PVFD volunteers Rchard Burke and Alan Malone train five local teens in use of ladders November 20, 2017 at Petersburg’s fire hall. (Joe Viechnicki/KFSK)

Some local teenagers have been spending one night a week this fall learning many of the skills needed to become a volunteer fire fighter. The junior fire fighters program is in its eighth year and has some youngsters thinking about joining the force when they’re older.

It’s a chilly night in November and five high schoolers and a handful of adults from the volunteer department have turned out for an evening training session at the Petersburg fire hall. PHS senior Austin Dow heard about the program during announcements at the high school.

“One day he was reading off the announcements and he said volunteer fire fighting department,” Dow said. “And I just thought it was pretty interesting. When I was in middle school and like elementary school I was like, I wanna be a fire figher. Now I kinda am.” Dow thinks he might be a volunteer when he’s older.

Sophomore Althea Malone said the whole experience has been a step out of her normal comfort zone but explains her father inspired her. “Well my dad is a fire fighter and when I was little I used to come watch his fire fighter drills when he was doing them and when I learned about this opportunity I thought hey maybe I can do that too.”

She said her favorite part of the training has been learning to use a self-contained breathing apparatus. “It was scary at first just kinda getting that used to there’s limited air around you but after a while it’s gotten a lot easier to feel comfortable with.”

Malone’s father Alan is teaching the class on ladders this particular evening. “They’re doing really good, really good,” he said. “I’m impressed with all of them.

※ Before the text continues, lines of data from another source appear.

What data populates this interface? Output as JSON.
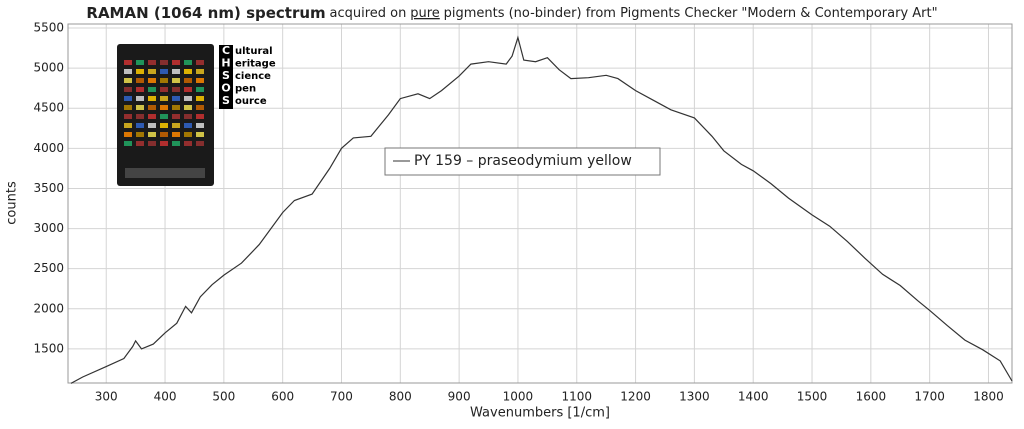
{
  "chart_data": {
    "type": "line",
    "title_bold": "RAMAN (1064 nm) spectrum",
    "title_pre": "acquired on",
    "title_underlined": "pure",
    "title_post": "pigments (no-binder) from Pigments Checker \"Modern & Contemporary Art\"",
    "xlabel": "Wavenumbers [1/cm]",
    "ylabel": "counts",
    "xlim": [
      235,
      1840
    ],
    "ylim": [
      1075,
      5550
    ],
    "xticks": [
      300,
      400,
      500,
      600,
      700,
      800,
      900,
      1000,
      1100,
      1200,
      1300,
      1400,
      1500,
      1600,
      1700,
      1800
    ],
    "yticks": [
      1500,
      2000,
      2500,
      3000,
      3500,
      4000,
      4500,
      5000,
      5500
    ],
    "grid": true,
    "legend": "top-center",
    "x": [
      240,
      260,
      300,
      330,
      345,
      350,
      360,
      380,
      400,
      420,
      435,
      445,
      460,
      480,
      500,
      530,
      560,
      600,
      620,
      650,
      680,
      700,
      720,
      750,
      780,
      800,
      830,
      850,
      870,
      900,
      920,
      950,
      980,
      990,
      1000,
      1010,
      1030,
      1050,
      1070,
      1090,
      1120,
      1150,
      1170,
      1200,
      1230,
      1260,
      1300,
      1330,
      1350,
      1380,
      1400,
      1430,
      1460,
      1500,
      1530,
      1560,
      1590,
      1620,
      1650,
      1680,
      1700,
      1730,
      1760,
      1790,
      1820,
      1840
    ],
    "series": [
      {
        "name": "PY 159 – praseodymium yellow",
        "color": "#333333",
        "values": [
          1070,
          1150,
          1280,
          1380,
          1530,
          1600,
          1500,
          1560,
          1700,
          1820,
          2030,
          1950,
          2150,
          2300,
          2420,
          2570,
          2800,
          3200,
          3350,
          3430,
          3750,
          4000,
          4130,
          4150,
          4420,
          4620,
          4680,
          4620,
          4720,
          4900,
          5050,
          5080,
          5050,
          5150,
          5380,
          5100,
          5080,
          5130,
          4980,
          4870,
          4880,
          4910,
          4870,
          4720,
          4600,
          4480,
          4380,
          4150,
          3970,
          3800,
          3720,
          3560,
          3380,
          3170,
          3030,
          2840,
          2630,
          2430,
          2290,
          2100,
          1980,
          1790,
          1610,
          1490,
          1350,
          1100
        ]
      }
    ]
  },
  "logo": {
    "letters": [
      "C",
      "H",
      "S",
      "O",
      "S"
    ],
    "words": [
      "ultural",
      "eritage",
      "cience",
      "pen",
      "ource"
    ]
  }
}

We’ve got some returning people and some first year people. They’re all doing great.”

Sessions started in October and have had as many as nine local teenagers this fall. The students learn all the skills that the local volunteers do – from tying knots to setting up ladders, using fire hydrants and breathing gear and breaking into a building during a fire.

After a little class time, Malone sends the students scrambling into the fire station bay to put on their fire-fighting gear as quickly as possible

With only two paid staffers the local fire, emergency medical and search and rescue squads depend on volunteers to respond to emergencies. The junior program started in 2009, just after Devren Bennett joined the force. He took over the in 2012 and says the training helps the students and the adult volunteers as well.

“I try to get fire fighters to come in and teach these programs too,” Bennett said. “And a lot of time it’s the first time they’ve put classes together and first time they’ve taught classes. And I’m still under the opinion that if you really wanna learn a subject you teach. So this is beneficial for not only the junior fire fighters but for the fire fighters too.”

Students can’t join the department until they’re 18. Trainers hope they will consider joining when they’re older, or use the skills they learn elsewhere. Bennett said some former students have used their training after leaving Petersburg.

“We had one student go to the fire science program in Fairbanks and he is currently a firefighter in Juneau,” he said. “We’ve had a couple others go on to medical careers. And either way, whether they take this immediately on or maybe later on in life they decide to volunteer or something, this is an amazing skill set to have, something that I kinda feel like everybody should go through just to learn.”

After suiting up the students work on carrying ladders, setting them up, and learning to climb safely. They set one up into the second story of the fire engine bay and practice. The Monday night classes and training sessions will run into December. Later on the winter, they’ll shift to drills, practicing many of the skills needed to respond to a fire.